Formé à l'Académie impériale des beaux arts de Saint-Petersbourg, qu'il intégrera ultérieurement en tant que professeur et dont il assurera le rectorat, Ilya Répine (1844-1930) s'inscrit dans l'Histoire de la peinture russe comme figure majeure du mouvement réaliste.
Sous le commissariat de Christophe Leribault et Stéphanie Cantarutti, respectivement directeur du Petit Palais et conservatrice des peintures du 19ème siècle, et Tatiana Yudenkova en charge du département des peintures à la Galerie nationale Trétiakov, cette exposition prend le relais de celle précédemment présentée en 2019 en Russie à la Galerie précitée à l'occasion du 150ème anniversaire de sa naissance
Ilya Répine et la russité
De la monstration ordonnée en quatorze sections chronologiques se dégagent trois spécificités artistiques et stylistiques et une considération sur le positionnement de l'artiste.
D'une part, la prédominance du genre du portrait, avec des toiles regroupées en de véritables galeries sublimées par la scénographie immersive de Philippe Putman, traité avec un réalisme proche du vérisme d'autant plus novateur qu'il use d'une approche sensible et de poses non conventionnelles.

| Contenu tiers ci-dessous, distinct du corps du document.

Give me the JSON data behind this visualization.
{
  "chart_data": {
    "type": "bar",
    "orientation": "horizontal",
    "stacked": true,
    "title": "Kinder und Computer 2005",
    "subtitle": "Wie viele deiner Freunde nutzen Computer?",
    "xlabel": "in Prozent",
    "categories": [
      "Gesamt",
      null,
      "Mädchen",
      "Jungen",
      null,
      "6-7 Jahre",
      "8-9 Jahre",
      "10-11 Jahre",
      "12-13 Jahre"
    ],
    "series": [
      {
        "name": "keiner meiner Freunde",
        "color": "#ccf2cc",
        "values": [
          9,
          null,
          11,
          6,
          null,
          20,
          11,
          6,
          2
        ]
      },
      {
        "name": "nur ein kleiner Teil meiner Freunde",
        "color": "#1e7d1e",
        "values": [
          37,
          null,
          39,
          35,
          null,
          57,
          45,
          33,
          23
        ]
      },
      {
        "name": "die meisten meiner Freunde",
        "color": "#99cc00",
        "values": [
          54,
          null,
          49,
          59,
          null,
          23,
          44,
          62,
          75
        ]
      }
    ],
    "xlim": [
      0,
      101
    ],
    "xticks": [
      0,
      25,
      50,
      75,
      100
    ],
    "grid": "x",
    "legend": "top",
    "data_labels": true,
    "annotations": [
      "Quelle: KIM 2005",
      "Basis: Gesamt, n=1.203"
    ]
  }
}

Et Ilya Répine officie dans tous les registres : l'autoportrait, le portrait intime, de sa famille, celui de son fils retenu pour le visuel de l'affiche, et de son cercle relationnel, d'anonymes figures plébéiennes comme celles de l'intelligentsia russe dont Moussorgski, Tourgueniev et Tolstoi.
Et du portrait de salon ("Portrait de la baronne Varvara") au portrait officiel des hommes politiques et de la dynastie tsariste, de la représentation du premier tsar le fameux Ivan le terrible Ivan le Terrible ("Ivan le terrible tuant son fils Ivan") et de la régente Sophie dans un singulier contexte ("La Tsarevna Sofia Alexeïevna au couvent Novodievitchi, au moment de l’exécution des streltsy et de la torture de ses serviteurs en 1698") au tsar en titre ("Portrait de Nicolas II").
D'autre part, la monumentalisation des scènes de genre avec une maîtrise de la construction polyphonique qui confine à la peinture d'histoire.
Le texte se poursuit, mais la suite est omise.